况且这位还是院长,未来中意的接班人,上面这不批也得批下来。
周存远实在按耐不住好奇心问了一下:“小温,你这两天去淞城去干嘛。”
对方很冷淡的回了他两个字,头也没抬:“哄人。”
“……”
周存远摇摇头,自顾自的说道:“真是忙太久了,都出现幻听了,改天去医院看看才行,搞不好弄出大毛病。”
“……”
研讨会这三天。
对于杨芳来说,最奇怪的不是内容。而是自己那位小师弟的反常状态。
怎么说呢?
除了在工作的时候,就是整天看着眼前的东西,要么是书,要么是笔发呆,但更多的还是手机,看起来魂不守舍的。
研讨会结束那天,坐在返程的飞机上。
“小绪。”
过了好一会,又叫了一声:“小绪!”
一盘支着脑袋坐在发呆的人,终于回过神来,愣了愣,这才转头过去看人:“抱歉,没听清,怎么了?”

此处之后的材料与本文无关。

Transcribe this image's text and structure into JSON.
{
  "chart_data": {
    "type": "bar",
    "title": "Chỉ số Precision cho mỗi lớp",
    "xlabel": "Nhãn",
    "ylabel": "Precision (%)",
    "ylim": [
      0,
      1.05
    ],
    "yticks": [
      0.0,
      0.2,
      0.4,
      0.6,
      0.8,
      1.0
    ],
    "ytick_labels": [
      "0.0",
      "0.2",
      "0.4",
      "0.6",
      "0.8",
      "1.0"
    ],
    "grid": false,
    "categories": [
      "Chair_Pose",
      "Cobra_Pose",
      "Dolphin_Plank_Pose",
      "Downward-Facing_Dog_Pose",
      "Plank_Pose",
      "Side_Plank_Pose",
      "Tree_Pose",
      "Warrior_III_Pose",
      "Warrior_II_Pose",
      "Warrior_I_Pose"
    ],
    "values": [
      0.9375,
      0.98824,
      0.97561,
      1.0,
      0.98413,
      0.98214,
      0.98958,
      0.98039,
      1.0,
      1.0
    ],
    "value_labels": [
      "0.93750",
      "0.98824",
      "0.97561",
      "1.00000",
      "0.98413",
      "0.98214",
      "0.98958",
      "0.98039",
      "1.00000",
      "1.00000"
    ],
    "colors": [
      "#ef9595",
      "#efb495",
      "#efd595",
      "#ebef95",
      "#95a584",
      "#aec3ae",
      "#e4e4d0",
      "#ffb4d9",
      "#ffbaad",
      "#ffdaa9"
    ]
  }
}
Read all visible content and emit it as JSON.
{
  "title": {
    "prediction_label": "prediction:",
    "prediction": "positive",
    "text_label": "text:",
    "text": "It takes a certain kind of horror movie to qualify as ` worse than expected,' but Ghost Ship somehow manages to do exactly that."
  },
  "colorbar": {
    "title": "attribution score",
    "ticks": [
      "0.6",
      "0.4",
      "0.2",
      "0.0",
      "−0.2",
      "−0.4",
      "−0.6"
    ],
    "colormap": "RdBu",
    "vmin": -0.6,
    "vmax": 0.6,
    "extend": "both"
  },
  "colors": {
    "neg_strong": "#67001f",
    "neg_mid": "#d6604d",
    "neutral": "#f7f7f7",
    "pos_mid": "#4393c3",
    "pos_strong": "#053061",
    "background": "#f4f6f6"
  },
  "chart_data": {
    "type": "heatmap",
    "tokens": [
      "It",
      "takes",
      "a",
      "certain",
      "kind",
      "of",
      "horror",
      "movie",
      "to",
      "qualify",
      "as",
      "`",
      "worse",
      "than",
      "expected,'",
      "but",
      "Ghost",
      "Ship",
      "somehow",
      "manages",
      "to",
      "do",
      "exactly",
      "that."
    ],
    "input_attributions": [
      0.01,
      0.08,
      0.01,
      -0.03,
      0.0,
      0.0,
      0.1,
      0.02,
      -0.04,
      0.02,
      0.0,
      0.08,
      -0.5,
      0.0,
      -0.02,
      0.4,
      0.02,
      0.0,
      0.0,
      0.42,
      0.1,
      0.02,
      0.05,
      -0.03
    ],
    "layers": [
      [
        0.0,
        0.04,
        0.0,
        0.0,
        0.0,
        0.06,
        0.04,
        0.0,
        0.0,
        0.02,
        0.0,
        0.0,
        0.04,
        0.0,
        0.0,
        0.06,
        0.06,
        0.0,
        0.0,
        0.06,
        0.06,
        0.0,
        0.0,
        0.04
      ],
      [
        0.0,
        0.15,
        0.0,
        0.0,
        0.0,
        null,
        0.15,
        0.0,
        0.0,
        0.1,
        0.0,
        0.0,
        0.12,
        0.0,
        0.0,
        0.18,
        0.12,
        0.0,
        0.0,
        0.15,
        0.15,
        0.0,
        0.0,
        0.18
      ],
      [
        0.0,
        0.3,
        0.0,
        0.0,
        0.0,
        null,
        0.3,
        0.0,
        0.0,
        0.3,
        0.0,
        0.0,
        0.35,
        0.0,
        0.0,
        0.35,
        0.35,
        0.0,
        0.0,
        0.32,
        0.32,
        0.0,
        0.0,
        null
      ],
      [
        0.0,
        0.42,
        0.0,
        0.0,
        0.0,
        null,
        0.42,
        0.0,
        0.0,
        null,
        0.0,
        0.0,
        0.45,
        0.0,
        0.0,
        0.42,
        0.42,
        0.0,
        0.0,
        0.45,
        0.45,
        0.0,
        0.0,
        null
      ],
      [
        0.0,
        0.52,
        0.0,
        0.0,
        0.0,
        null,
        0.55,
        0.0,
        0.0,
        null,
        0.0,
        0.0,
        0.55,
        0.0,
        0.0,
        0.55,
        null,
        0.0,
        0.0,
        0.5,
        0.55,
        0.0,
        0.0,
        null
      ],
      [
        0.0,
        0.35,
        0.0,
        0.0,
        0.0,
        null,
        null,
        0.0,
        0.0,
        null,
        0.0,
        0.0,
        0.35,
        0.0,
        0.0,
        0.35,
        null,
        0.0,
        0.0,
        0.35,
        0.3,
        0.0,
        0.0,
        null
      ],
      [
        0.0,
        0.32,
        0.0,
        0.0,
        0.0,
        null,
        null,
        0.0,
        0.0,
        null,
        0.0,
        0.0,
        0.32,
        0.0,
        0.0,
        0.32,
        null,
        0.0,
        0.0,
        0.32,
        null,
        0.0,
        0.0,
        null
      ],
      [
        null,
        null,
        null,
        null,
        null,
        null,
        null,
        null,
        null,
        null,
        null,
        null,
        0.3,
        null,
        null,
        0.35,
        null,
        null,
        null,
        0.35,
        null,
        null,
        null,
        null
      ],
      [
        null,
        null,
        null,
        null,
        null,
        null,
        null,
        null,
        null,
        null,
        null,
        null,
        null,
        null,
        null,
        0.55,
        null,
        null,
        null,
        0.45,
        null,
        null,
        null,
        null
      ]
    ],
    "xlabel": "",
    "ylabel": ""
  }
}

周清婉喃怪的说道:“你这今天好奇怪啊,到底怎么回事?”
裴绪看了他一眼,略带歉意的说:“在想一些事情,应该没打扰到人吧?”
杨芳摇摇头:“这倒是没有,你现在看起来跟对象天人永隔了似的。飞机快要降落了, 一会还要处理一些事情,还是调整一下你的状态吧。”
裴绪点点头,声音有点闷:“好。”
回到物理研究院里处理一些事,裴绪这几天失魂落魄的原因还是,温迟即这家伙突然要出差两天,明天才回来,时间还不一定。
让他不高兴。
成年人的世界总是忙碌的,这一点他这几年亲身体会。
伤心了一段时间后,裴绪反正他很快就调整过来。
人家没什么事情,他在小提琴协会还有一些事情要处理,一直到第三天的中午。
温迟即是早上的飞机降落的,回到京城时还给他打了通电话,只不过那时候裴绪刚刚好有要事要忙,因此又错过了。
裴绪是走路来到生物研究院,进去没费多大的劲,就是进来后突然有一瞬间的茫然。
现在中午11:37,也快到下班时间了,但温迟即现在到底在忙,还是在加班,他也不清楚,毕竟他自己就时常在加班,下班时间完全就是个摆设,中看不中用。
来之前他也没问过对方,当然也不知道对方办公室在哪。
张望了一下四周,路过的人有一些目光也落在了他身上。
裴绪目光锁定了一个穿着白大褂,头发脱了一半戴着黑框眼镜,典型理科生模样,看起来30岁左右的中年男人。